É interessante, por isso, comparar tecnicamente o conjunto dos trabalhos desta autora, porque, no imediato, podemos reconhecer a existência de uma grande diversidade de formas de representação: sendo que numas, descobrimos claramente o contorno, noutras, a adesão mais eloquente no plano da expansão cromática; em suma, as formas de representação, fundem-se, sobrepõem-se e ampliam claramente os valores expressivos.
O espectáculo policromático é claramente evidenciado no conjunto da sua obra. As cores encontram-se e somam-se umas às outras sem definir o limite na sua paleta – elas rasgam o seu imaginário e projectam-no como se fosse um arco-íris no horizonte!
Baralho de cartas e chapéus – nos painéis cerâmicos, “cartas de jogar” e “semblantes com chapéu”, a ostentação dos adereços dos personagens revelam e definem com agudeza, desde os tempos medievais, qual a sua origem social/hierárquica: os reis usavam as coroas, os sacerdotes a mitra e os guerreiros o elmo… Mas os chapéus e as coroas, para além de anunciarem uma determinada distinção social, naturalmente com diferentes variantes, também protegiam e enfeitavam, ao mesmo tempo, os seus portadores. Na obra de Teresa Cortez, estes acessórios referenciados, reflexo da sua imaginação, entram com todo o brilho num mundo de fantasia… – as princesas, os reis e as senhoras da burguesia, de lindos chapéus, são personagens do mundo imaginário das histórias de encantar; tais como os casais enamorados com cabelos doirados; os rostos sol e os ramos verdes que surgem recortados num fundo azul de azulejos e um amarelo resplandecente como uma luz, que parece iluminar de ouro um fundo celestial; as cartas de forma quadrada que sustentam os corações da princesa do amor – a princesa de ouros que tem coroa e cabelos de ouro, mas bochechas rosadas… Obviamente que as expressões são obrigatoriamente ternas e doces, com boquinhas pequeninas para dar corpo à ideia, embora frágil e indefesa, que atribuímos facilmente ao sorriso de berço!
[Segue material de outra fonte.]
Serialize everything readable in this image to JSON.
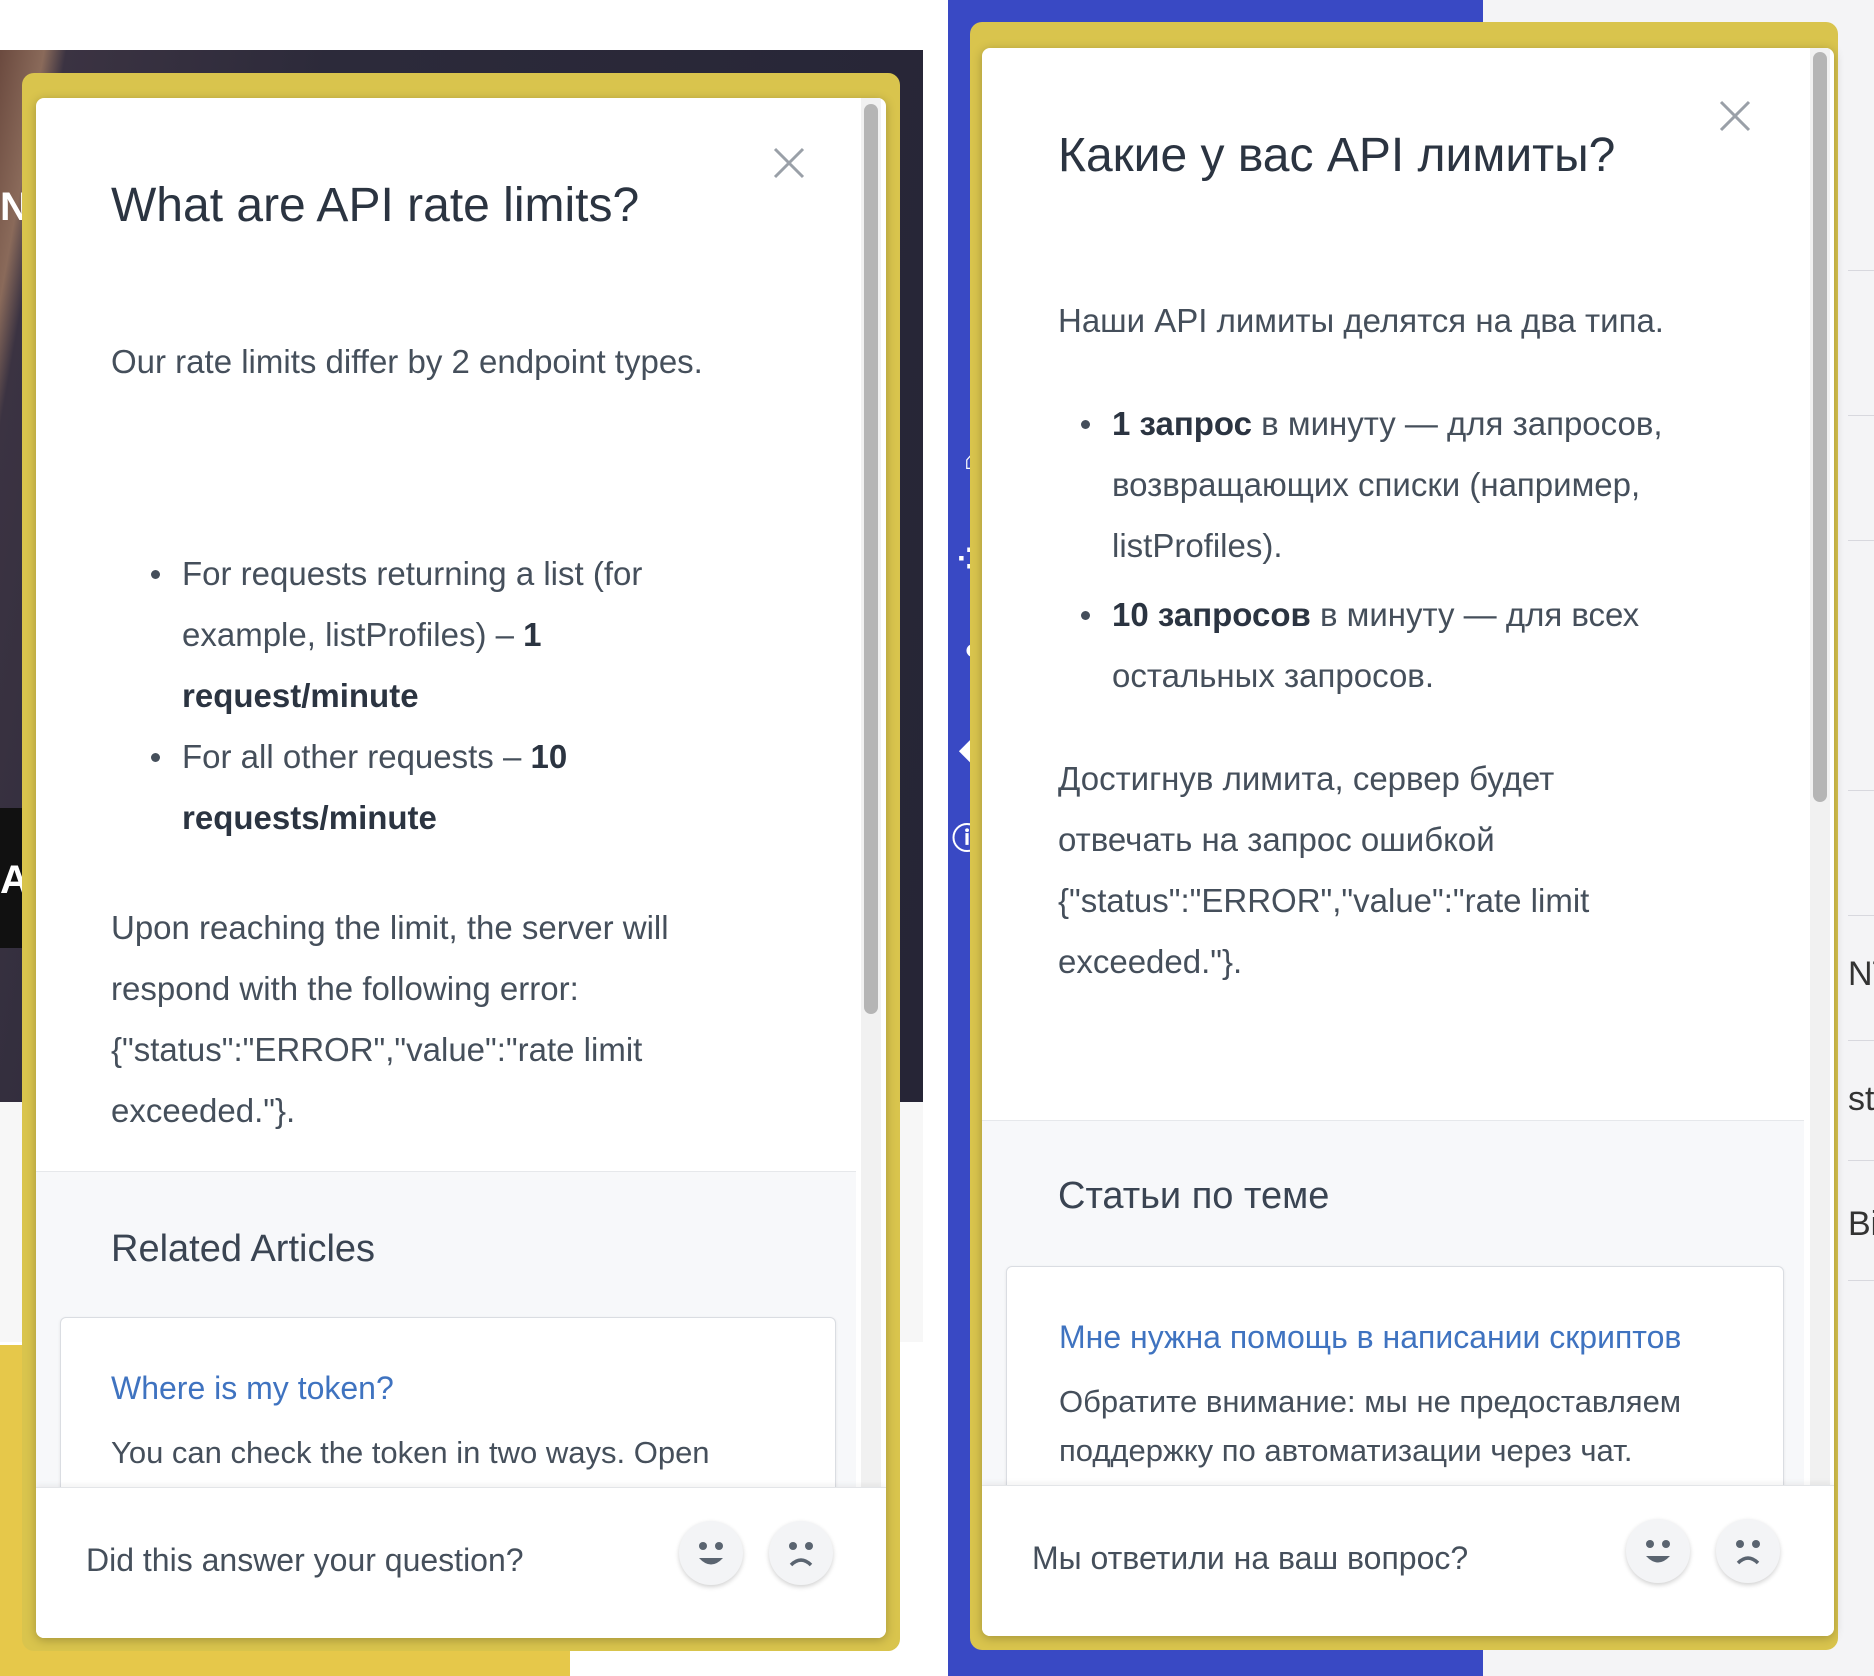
{
  "left_panel": {
    "title": "What are API rate limits?",
    "intro": "Our rate limits differ by 2 endpoint types.",
    "bullets": [
      {
        "text": "For requests returning a list (for example, listProfiles) – ",
        "bold": "1 request/minute"
      },
      {
        "text": "For all other requests – ",
        "bold": "10 requests/minute"
      }
    ],
    "error_line1": "Upon reaching the limit, the server will",
    "error_line2": "respond with the following error:",
    "error_line3": "{\"status\":\"ERROR\",\"value\":\"rate limit",
    "error_line4": "exceeded.\"}.",
    "related_heading": "Related Articles",
    "article_title": "Where is my token?",
    "article_excerpt": "You can check the token in two ways. Open",
    "feedback_question": "Did this answer your question?"
  },
  "right_panel": {
    "title": "Какие у вас API лимиты?",
    "intro": "Наши API лимиты делятся на два типа.",
    "bullet1_bold": "1 запрос",
    "bullet1_text": " в минуту — для запросов, возвращающих списки (например, listProfiles).",
    "bullet2_bold": "10 запросов",
    "bullet2_text": " в минуту — для всех остальных запросов.",
    "error_line1": "Достигнув лимита, сервер будет",
    "error_line2": "отвечать на запрос ошибкой",
    "error_line3": "{\"status\":\"ERROR\",\"value\":\"rate limit",
    "error_line4": "exceeded.\"}.",
    "related_heading": "Статьи по теме",
    "article_title": "Мне нужна помощь в написании скриптов",
    "article_excerpt_line1": "Обратите внимание: мы не предоставляем",
    "article_excerpt_line2": "поддержку по автоматизации через чат.",
    "feedback_question": "Мы ответили на ваш вопрос?"
  },
  "background": {
    "left_edge_chars": [
      "N",
      "A"
    ],
    "right_edge_chars": [
      "NT",
      "ste",
      "Bi"
    ]
  },
  "icons": {
    "close": "close-icon",
    "happy": "happy-face-icon",
    "sad": "sad-face-icon"
  },
  "colors": {
    "frame": "#d9c44d",
    "link": "#3f73c0",
    "sidebar": "#3949c4"
  }
}
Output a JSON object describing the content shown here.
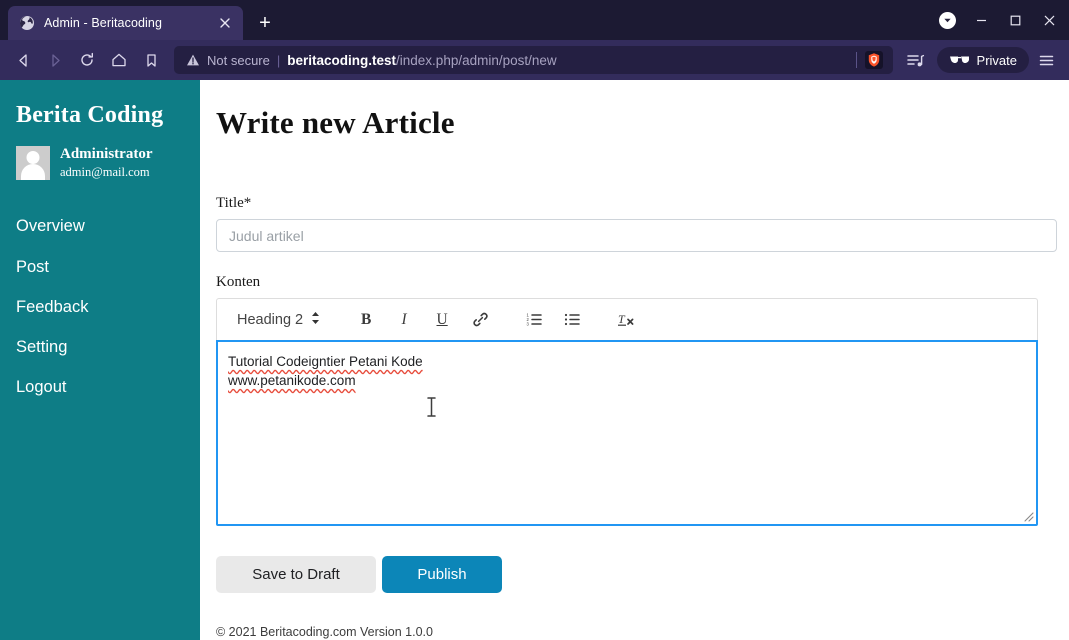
{
  "browser": {
    "tab": {
      "title": "Admin - Beritacoding",
      "favicon_icon": "globe-icon",
      "close_icon": "close-icon"
    },
    "new_tab_label": "+",
    "window_controls": {
      "brave_rewards_icon": "chevron-down-badge-icon",
      "minimize_label": "–",
      "maximize_label": "☐",
      "close_label": "×"
    },
    "nav": {
      "back_icon": "back-arrow-icon",
      "forward_icon": "forward-arrow-icon",
      "reload_icon": "reload-icon",
      "home_icon": "home-icon",
      "bookmark_icon": "bookmark-icon"
    },
    "address_bar": {
      "security_icon": "warning-triangle-icon",
      "security_label": "Not secure",
      "separator": "|",
      "url_host": "beritacoding.test",
      "url_path": "/index.php/admin/post/new",
      "shield_icon": "brave-shield-icon",
      "playlist_icon": "playlist-icon",
      "private_icon": "sunglasses-icon",
      "private_label": "Private",
      "menu_icon": "hamburger-menu-icon"
    },
    "colors": {
      "tabstrip_bg": "#1c1a33",
      "tab_active_bg": "#3a3263",
      "navbar_bg": "#332c5c",
      "urlbar_bg": "#241f42",
      "brave_orange": "#fb542b"
    }
  },
  "sidebar": {
    "brand": "Berita Coding",
    "user": {
      "avatar_icon": "user-avatar-icon",
      "name": "Administrator",
      "email": "admin@mail.com"
    },
    "items": [
      {
        "label": "Overview"
      },
      {
        "label": "Post"
      },
      {
        "label": "Feedback"
      },
      {
        "label": "Setting"
      },
      {
        "label": "Logout"
      }
    ],
    "bg_color": "#0e7d86"
  },
  "main": {
    "page_title": "Write new Article",
    "title_field": {
      "label": "Title*",
      "value": "",
      "placeholder": "Judul artikel"
    },
    "content_field": {
      "label": "Konten",
      "toolbar": {
        "heading_select": {
          "value": "Heading 2",
          "selector_icon": "updown-arrows-icon"
        },
        "buttons": [
          {
            "label": "B",
            "name": "bold-button"
          },
          {
            "label": "I",
            "name": "italic-button"
          },
          {
            "label": "U",
            "name": "underline-button"
          },
          {
            "label": "",
            "name": "link-icon"
          },
          {
            "label": "",
            "name": "ordered-list-icon"
          },
          {
            "label": "",
            "name": "unordered-list-icon"
          },
          {
            "label": "",
            "name": "clear-formatting-icon"
          }
        ]
      },
      "lines": [
        "Tutorial Codeigntier Petani Kode",
        "www.petanikode.com"
      ],
      "focus_border_color": "#2196f3",
      "resize_handle_icon": "resize-handle-icon",
      "text_cursor_icon": "text-caret-icon"
    },
    "buttons": {
      "save_draft": "Save to Draft",
      "publish": "Publish",
      "publish_color": "#0c86b8",
      "draft_color": "#e9e9e9"
    },
    "footer": "© 2021 Beritacoding.com Version 1.0.0"
  }
}
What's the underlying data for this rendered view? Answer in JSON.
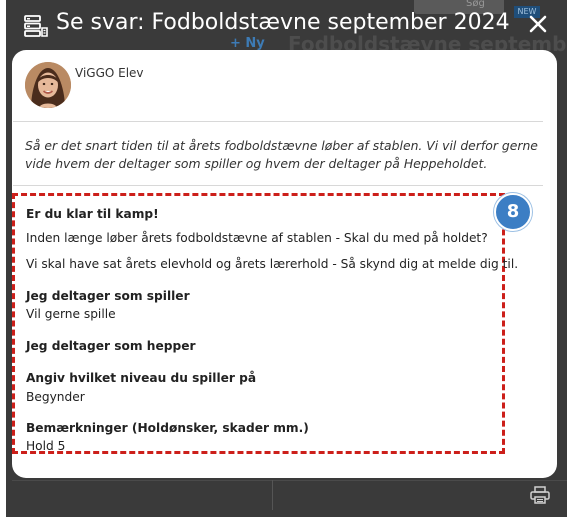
{
  "background": {
    "search_hint": "Søg",
    "nav_badge": "NEW",
    "page_title": "Fodboldstævne september",
    "add_label": "+ Ny"
  },
  "modal": {
    "title": "Se svar: Fodboldstævne september 2024",
    "close_icon": "close-icon",
    "form_icon": "form-icon"
  },
  "sender": {
    "name": "ViGGO Elev"
  },
  "message": "Så er det snart tiden til at årets fodboldstævne løber af stablen. Vi vil derfor gerne vide hvem der deltager som spiller og hvem der deltager på Heppeholdet.",
  "answers": {
    "heading": "Er du klar til kamp!",
    "intro1": "Inden længe løber årets fodboldstævne af stablen - Skal du med på holdet?",
    "intro2": "Vi skal have sat årets elevhold og årets lærerhold - Så skynd dig at melde dig til.",
    "q1": "Jeg deltager som spiller",
    "a1": "Vil gerne spille",
    "q2": "Jeg deltager som hepper",
    "q3": "Angiv hvilket niveau du spiller på",
    "a3": "Begynder",
    "q4": "Bemærkninger (Holdønsker, skader mm.)",
    "a4": "Hold 5"
  },
  "badge": "8",
  "colors": {
    "accent": "#3c7ec4",
    "highlight_border": "#cc1f1a",
    "overlay": "#3a3a3a"
  }
}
As figuras masculinas, por outro lado, são anafadas e roliças porque se pretendeu caracterizá-las com um ar amável: os reis barbudos, farfalhudos, que são as espadas, os paus, as copas e também ouros – e são vaidosos, como as princesas, possuindo bigodes trabalhados, longos cabelos e coroas imponentes. No meio de todas estas fantasias deslumbrantes, e magicando no jogo das cartas, vem à nossa memória a pequena Alice no País das Maravilhas, de Lewis Carrol, e a imagem desconcertante do jogo em hiperactividade com a presença extravagante, em pano de fundo, da Rainha de Copas.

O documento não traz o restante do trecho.